Using complaint data as evidence, not noise
Complaint data is one of the primary PMS data sources for PSURs, and it is frequently underused. The most useful approach is to present complaint data not just as a volume count but as a rate — complaints per device on the market, ideally per device-year of use — and to compare that rate against the expected rate of adverse events identified in the risk management file.
Where the observed complaint rate is lower than the predicted rate, that is a positive finding for the benefit-risk conclusion and should be stated explicitly.
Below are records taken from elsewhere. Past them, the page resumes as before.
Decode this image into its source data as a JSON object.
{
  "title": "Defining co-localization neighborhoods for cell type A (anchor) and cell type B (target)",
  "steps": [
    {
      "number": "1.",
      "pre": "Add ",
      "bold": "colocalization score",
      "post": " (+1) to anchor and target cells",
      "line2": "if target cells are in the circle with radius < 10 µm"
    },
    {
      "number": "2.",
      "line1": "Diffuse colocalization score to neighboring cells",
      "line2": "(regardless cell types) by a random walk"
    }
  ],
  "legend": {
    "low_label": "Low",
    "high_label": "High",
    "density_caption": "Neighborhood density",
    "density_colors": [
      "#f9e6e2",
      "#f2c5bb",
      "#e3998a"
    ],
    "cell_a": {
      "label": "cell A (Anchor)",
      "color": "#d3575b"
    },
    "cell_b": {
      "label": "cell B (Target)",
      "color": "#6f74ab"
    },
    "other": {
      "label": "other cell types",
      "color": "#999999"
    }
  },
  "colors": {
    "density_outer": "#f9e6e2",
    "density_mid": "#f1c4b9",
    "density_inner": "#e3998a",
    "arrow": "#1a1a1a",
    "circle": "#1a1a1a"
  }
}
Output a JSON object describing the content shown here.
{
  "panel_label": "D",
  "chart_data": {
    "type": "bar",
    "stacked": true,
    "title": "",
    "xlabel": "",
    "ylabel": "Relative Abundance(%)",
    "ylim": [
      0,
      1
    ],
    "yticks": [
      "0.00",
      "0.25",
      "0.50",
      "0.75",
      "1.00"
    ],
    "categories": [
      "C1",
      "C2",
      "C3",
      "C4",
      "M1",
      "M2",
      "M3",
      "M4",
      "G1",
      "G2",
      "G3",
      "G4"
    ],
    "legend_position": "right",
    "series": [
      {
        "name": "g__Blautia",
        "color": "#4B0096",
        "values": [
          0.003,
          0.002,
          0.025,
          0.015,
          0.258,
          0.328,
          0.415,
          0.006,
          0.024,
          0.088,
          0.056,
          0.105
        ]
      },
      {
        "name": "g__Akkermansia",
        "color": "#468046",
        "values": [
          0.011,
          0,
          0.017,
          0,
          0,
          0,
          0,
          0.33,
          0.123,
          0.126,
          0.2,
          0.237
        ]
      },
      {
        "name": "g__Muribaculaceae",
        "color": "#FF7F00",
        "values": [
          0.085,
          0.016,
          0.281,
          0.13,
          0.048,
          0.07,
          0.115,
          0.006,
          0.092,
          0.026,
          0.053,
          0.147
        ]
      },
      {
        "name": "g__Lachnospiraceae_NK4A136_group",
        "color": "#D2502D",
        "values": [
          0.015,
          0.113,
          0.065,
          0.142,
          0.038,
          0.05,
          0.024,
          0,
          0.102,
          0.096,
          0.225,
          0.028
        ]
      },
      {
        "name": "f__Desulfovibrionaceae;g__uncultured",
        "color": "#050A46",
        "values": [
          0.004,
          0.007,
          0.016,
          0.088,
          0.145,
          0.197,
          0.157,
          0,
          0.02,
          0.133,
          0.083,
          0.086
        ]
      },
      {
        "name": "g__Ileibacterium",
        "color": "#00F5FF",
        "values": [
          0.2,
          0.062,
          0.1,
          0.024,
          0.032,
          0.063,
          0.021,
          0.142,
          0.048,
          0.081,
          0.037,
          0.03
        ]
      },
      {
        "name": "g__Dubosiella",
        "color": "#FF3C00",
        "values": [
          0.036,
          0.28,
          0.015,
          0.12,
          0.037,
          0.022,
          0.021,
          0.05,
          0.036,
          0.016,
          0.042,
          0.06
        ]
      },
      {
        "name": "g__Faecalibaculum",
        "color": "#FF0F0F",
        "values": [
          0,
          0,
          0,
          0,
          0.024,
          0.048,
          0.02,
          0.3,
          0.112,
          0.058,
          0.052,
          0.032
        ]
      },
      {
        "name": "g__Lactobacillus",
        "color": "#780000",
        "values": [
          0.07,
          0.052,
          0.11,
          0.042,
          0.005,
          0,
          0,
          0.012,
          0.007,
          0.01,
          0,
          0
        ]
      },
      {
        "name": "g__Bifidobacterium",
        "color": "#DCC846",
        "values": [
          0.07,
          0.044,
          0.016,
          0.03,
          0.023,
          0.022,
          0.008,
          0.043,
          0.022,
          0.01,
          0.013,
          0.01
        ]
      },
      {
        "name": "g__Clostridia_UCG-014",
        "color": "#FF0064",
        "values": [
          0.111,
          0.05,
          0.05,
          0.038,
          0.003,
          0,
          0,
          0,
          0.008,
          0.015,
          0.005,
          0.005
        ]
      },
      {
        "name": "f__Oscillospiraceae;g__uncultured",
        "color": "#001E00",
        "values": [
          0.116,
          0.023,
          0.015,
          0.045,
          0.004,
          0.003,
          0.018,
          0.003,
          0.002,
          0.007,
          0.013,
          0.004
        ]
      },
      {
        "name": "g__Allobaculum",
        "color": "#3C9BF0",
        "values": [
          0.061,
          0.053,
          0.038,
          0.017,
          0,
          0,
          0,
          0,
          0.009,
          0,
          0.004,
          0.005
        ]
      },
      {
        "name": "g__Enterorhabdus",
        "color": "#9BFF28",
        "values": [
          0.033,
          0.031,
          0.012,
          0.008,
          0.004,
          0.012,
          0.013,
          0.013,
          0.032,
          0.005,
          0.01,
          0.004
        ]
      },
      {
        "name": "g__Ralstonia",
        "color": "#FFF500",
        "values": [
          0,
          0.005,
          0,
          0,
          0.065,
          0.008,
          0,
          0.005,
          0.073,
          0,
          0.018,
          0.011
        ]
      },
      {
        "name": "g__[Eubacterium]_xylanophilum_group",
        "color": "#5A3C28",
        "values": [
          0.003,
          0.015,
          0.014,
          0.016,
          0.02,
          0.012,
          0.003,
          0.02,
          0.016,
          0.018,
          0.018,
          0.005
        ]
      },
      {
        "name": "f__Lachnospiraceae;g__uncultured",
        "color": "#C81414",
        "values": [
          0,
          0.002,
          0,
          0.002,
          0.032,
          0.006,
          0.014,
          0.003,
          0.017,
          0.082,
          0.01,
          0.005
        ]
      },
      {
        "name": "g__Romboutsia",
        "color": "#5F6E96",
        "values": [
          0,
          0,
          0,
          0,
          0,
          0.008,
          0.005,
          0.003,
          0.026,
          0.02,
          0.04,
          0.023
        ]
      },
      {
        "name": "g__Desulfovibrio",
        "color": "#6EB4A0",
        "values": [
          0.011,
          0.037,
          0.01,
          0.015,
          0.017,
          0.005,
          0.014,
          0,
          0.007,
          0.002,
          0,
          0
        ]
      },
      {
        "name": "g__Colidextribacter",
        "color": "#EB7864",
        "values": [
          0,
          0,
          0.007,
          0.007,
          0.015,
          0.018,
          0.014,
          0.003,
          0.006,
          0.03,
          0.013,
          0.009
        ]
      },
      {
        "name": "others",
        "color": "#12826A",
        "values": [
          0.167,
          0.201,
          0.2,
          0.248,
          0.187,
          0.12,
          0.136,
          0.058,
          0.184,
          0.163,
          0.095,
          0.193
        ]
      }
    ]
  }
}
Where it is higher, the PSUR should address the implications for the residual risk assessment and whether a risk management file update is warranted.
When a PSUR should trigger a CER update
A PSUR that identifies any of the following should document the requirement for a CER update, with a timeline:
- Post-market data that materially changes the observed benefit or risk profile
- New published literature that changes the state-of-the-art conclusions in the CER
- Field safety corrective actions or vigilance reports that affect the benefit-risk analysis
- Changes to the intended purpose or device design not yet reflected in the clinical evaluation
A PSUR that identifies these triggers but does not record the requirement for CER action creates an audit finding — the connection between the periodic review and the living technical file is one of the things Notified Bodies check in surveillance audits.
Writing for the reviewer
PSUR reviewers — whether Notified Body staff or internal auditors — want to follow the benefit-risk logic from the data to the conclusion without ambiguity. Clear section headings, explicit cross-references to the CER and PMCF Evaluation Report, and a summary benefit-risk statement at the end of the document make this straightforward. A document that requires a reviewer to reconstruct the argument from disconnected sections will typically generate more questions than one that makes the logic explicit.